In a profession where students more typically choose to work with abused children, troubled youth or battered women, it can sometimes be difficult to find others who share a passion for social work that focuses on older adults. 

“Gerontology can be a bit isolating,” admits Jessica Haxton, a PhD student entering her third year at the Graduate School of Social Work (GSSW). “When most students are pursuing other fields of practice, you can feel very alone.”

Now a pre-dissertation doctoral fellowship program, offered by the John A. Hartford Foundation, is helping to end that sense of isolation by creating a network of like-minded doctoral students from around the country. 

The fellowship includes membership in the Gerontological Society of America and the Society for Social Work and Research, and covers students’ expenses to attend both organizations’ annual meetings. 

“The program nurtures your interest in gerontology and prepares you to be a scholar,” says Haxton, one of only 20 fellowship recipients in the country and the only one in Colorado. “The conferences give you the chance to meet people doing breakthrough work in the field.”

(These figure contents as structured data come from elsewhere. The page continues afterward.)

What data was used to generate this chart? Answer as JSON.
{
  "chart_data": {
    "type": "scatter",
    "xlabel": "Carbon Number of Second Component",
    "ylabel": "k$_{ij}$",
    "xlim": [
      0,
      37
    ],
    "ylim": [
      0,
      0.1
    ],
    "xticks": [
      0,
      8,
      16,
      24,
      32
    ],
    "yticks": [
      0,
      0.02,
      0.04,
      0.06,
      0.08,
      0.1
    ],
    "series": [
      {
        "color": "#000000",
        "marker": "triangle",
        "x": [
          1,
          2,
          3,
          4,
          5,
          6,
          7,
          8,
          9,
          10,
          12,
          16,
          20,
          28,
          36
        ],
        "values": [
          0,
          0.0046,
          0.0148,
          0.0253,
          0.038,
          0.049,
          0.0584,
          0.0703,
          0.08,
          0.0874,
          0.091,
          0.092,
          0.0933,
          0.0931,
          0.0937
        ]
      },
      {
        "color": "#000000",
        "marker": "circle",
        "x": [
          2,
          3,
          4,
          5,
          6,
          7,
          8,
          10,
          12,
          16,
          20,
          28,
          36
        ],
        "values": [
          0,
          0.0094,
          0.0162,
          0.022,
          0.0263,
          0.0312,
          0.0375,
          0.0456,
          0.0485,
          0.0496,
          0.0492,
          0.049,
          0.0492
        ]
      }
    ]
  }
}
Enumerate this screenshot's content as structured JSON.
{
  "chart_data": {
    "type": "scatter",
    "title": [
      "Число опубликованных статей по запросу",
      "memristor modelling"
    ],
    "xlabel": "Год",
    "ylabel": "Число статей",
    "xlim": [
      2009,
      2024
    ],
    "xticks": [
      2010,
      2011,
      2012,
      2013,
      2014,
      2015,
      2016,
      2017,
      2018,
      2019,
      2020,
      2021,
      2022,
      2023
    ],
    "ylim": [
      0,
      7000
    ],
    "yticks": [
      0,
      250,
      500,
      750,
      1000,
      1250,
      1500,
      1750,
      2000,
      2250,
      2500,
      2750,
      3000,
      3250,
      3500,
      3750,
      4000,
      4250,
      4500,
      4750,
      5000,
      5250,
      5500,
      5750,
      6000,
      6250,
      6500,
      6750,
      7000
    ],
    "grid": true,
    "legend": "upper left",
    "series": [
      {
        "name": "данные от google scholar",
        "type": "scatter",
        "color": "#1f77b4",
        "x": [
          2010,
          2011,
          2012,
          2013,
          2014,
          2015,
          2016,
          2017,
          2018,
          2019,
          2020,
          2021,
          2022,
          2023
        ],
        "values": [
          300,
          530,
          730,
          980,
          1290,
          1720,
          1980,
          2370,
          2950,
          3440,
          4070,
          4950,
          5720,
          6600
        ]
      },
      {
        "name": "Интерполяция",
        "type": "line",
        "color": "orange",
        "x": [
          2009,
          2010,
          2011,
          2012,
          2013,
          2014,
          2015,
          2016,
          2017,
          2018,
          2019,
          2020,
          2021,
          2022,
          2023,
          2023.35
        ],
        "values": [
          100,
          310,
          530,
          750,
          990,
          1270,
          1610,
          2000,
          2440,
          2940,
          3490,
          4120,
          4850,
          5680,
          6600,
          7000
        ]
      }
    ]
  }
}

Although the fellowships are usually given to students during their third year of a doctoral program, Haxton’s award came during her second year, which already enabled her to attend both society’s annual meetings. 

Haxton will focus her dissertation on relationships among caregivers and care-receivers. She says she chose GSSW because of its “ideal balance between research and clinical work” and because of its strength in the growing field of gerontology. 

Once her dissertation proposal is approved, she plans to apply for a Hartford doctoral fellowship that pays up to $25,000 per year for research.

“We are rapidly becoming a nation of older adults,” explains Assistant Professor Colleen Reed, co-director of the Institute and a former Hartford Foundation Doctoral Fellow. “This demographic imperative is focusing new attention on aging,” she adds.

Haxton, whose long-term goal is a university faculty position, counts teaching research classes among her favorite aspects of GSSW. 

“Social work students are so strong in their purpose and commitment,” Haxton says. “I love sharing my knowledge with them and maybe inspiring them the way others have inspired me.”